Max Hoffman set his drink down and placed his left hand flat on the bar top, and now Hess could see the faded vertical sequence of numbers tattooed across the top of his forearm. “You were at Auschwitz,” Hess said, knowing it was the only camp where the Nazis tattooed prisoners. More than four hundred thousand inmates had been assigned serial numbers.
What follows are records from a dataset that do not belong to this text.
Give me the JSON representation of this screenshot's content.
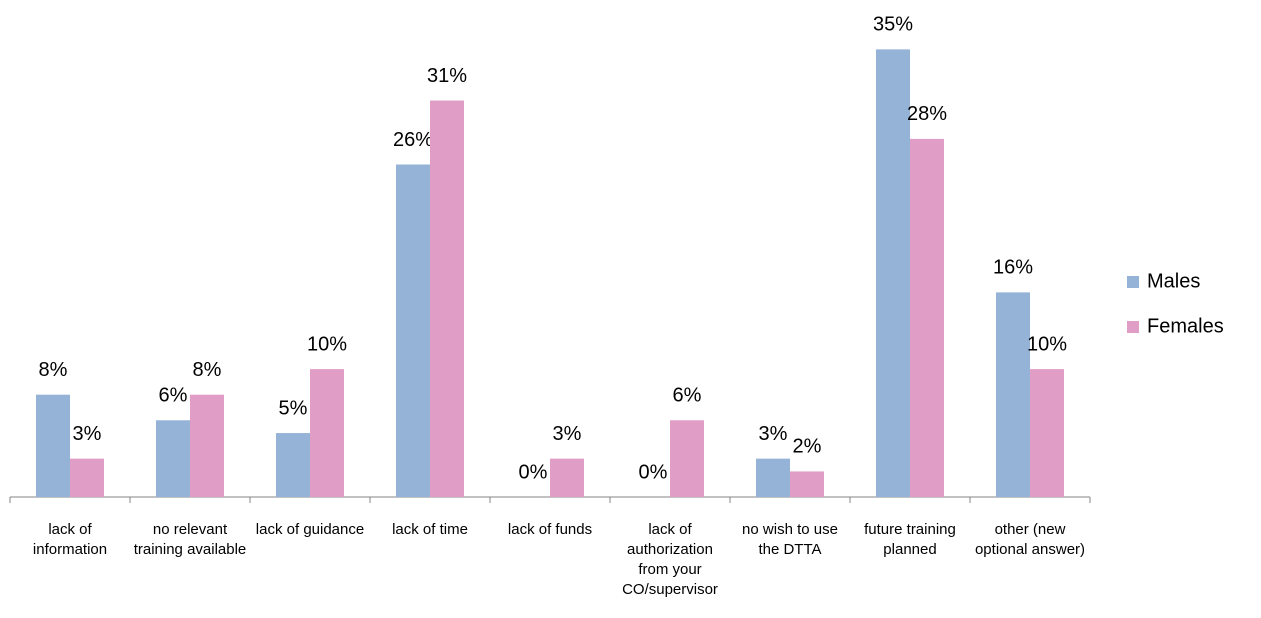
{
  "chart_data": {
    "type": "bar",
    "categories": [
      "lack of information",
      "no relevant training available",
      "lack of guidance",
      "lack of time",
      "lack of funds",
      "lack of authorization from your CO/supervisor",
      "no wish to use the DTTA",
      "future training planned",
      "other (new optional answer)"
    ],
    "series": [
      {
        "name": "Males",
        "color": "#95b3d7",
        "values": [
          8,
          6,
          5,
          26,
          0,
          0,
          3,
          35,
          16
        ],
        "value_labels": [
          "8%",
          "6%",
          "5%",
          "26%",
          "0%",
          "0%",
          "3%",
          "35%",
          "16%"
        ]
      },
      {
        "name": "Females",
        "color": "#e09ec7",
        "values": [
          3,
          8,
          10,
          31,
          3,
          6,
          2,
          28,
          10
        ],
        "value_labels": [
          "3%",
          "8%",
          "10%",
          "31%",
          "3%",
          "6%",
          "2%",
          "28%",
          "10%"
        ]
      }
    ],
    "ylim": [
      0,
      38
    ],
    "legend": "right"
  }
}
Max nodded. “We were rounded up and packed into a cattle car. Rode three days without food, water or bathroom facilities. Arrived May 12th, 1942.” He sipped his drink. “The door opened and I saw the electric fence and the towers and a line of SS guards with machine guns, standing next to the train. I stepped over the bodies of those who had died during the travel, climbed out of the car and stood in a long line, walking toward a man in a white physician’s coat, standing on a platform, a German shepherd sitting next to him. The man studied each of us with detached indifference, directing the fittest among us to the right and those who were going to die in the gas chamber to the left. I found out later he was Dr. Mengele. With his arms outstretched, wearing the white medical coat he looked like a white angel. The Jews in the camp called him the Angel of Death.” Max Hoffman paused. “There was a putrid stench in the air. I said to Wineman, a friend who was in front of me, ‘What is that awful smell?’ A guard standing nearby heard me and said, ‘Your parents.’ I was strong in those days. I had been an athlete. I wanted to grab the guard and break his neck.” Max Hoffman picked up his drink. “I was there till the 26th of January, 1945, the day Russian troops liberated us.”
“How old were you?”
“Twenty-eight when I got out.”
“I was at Dachau,” Hess said. “November 1942 till I escaped in May of’43.”
Max said. “How’d you do it?”
“The Nazis said we were being transferred to a sub-camp to work in a munitions factory. It was believable, prisoners were transferred all the time. And I wanted to believe it. Any place had to be better than where I was.” Hess sipped his whisky. “Fifty of us were packed into the back of a truck and driven a few kilometers from the camp. When the truck turned into the woods I knew the real purpose of our journey. SS guards in kubelwagens were following us, but there was a stretch where we lost sight of them and I jumped off the back of the truck.”
“That took guts. How old were you?”
“Sixteen.” Hess took a swallow of whisky. “I followed the truck to a clearing, stood behind a tree and watched the SS guards direct prisoners to a pit that had been dug. Twelve at a time were brought to the edge and shot in the back of the head, the velocity of the rounds blowing the bodies into the hole. More trucks came and more prisoners were executed. At some point the SS murderers started drinking schnapps to calm their nerves. Late in the afternoon when it was over many of the guards were drunk. But someone saw me. I was brought to the edge of the pit, hit on the side of the head with the butt of a carbine and thrown on top of bodies, some still alive, and burrowed down under the dead while the guards were shooting at me.” That was Hess’ recollection of what happened to the real Harry Levin. He could see Max hanging on every word. Hess finished the whisky and signaled the bartender. “A refill?”
“I better,” Max said, “if I am going to hear any more of this.”
“Another round,” Hess said to the bartender, then glanced at the Jew. “I awoke hours later, feeling the weight of the bodies on top of me. I couldn’t see or breathe. The pit had been filled in with dirt. I clawed my way out. It was dark. I ran to a farmhouse and hid in the barn.”
“Where was your family?”
“Killed by the Nazis.”
Max Hoffman shook his head.
The bartender put fresh drinks in front of them.